W niedzielę wieczorem do szpitala w Dearborn nieopodal Detroit w stanie krytycznym trafił postrzelony funkcjonariusz policji. Napastnik zginął w wymianie ognia z funkcjonariuszami.
Policjant z 14-letnim stażem został postrzelony w tył głowy. Wraz z innym funkcjonariuszem odpowiadał na wezwanie związane z przemocą domową. Gdy padły strzały, mundurowi odpowiedzieli ogniem, zabijając podejrzanego.
James Craig, szef policji w Detroit, poinformował w poniedziałek, że licząca 40-45 lat ofiara prawdopodobnie nie miała bezpośredniego związku z przemocą domową, do której wezwano policjantów. – Nie mamy pojęcia, jaki był motyw sprawcy – oznajmił.
To już siódmy policjant z Detroit, którego postrzelono w ostatnich siedmiu miesiącach.

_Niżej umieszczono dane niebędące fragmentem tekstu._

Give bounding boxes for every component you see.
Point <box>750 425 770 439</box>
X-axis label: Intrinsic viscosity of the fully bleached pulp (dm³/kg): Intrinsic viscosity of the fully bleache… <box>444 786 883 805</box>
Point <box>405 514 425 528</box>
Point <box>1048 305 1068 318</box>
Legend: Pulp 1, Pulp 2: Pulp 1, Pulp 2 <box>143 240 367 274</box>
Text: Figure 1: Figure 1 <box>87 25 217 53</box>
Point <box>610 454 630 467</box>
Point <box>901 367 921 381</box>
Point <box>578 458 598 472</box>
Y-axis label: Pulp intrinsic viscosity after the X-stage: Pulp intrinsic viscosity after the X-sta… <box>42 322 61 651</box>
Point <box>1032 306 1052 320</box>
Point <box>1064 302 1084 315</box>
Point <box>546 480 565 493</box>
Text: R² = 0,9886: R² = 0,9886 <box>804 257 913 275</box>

W Wielkanoc kule raniły dwóch funkcjonariuszy. W listopadzie ubiegłego roku zginął policjant Collin Rose, który prowadził śledztwo w związku z włamaniami do samochodów. We wrześniu z kolei w trakcie pogoni za domniemanym złodziejem samochodów życie stracił funkcjonariusz Kenneth Steil.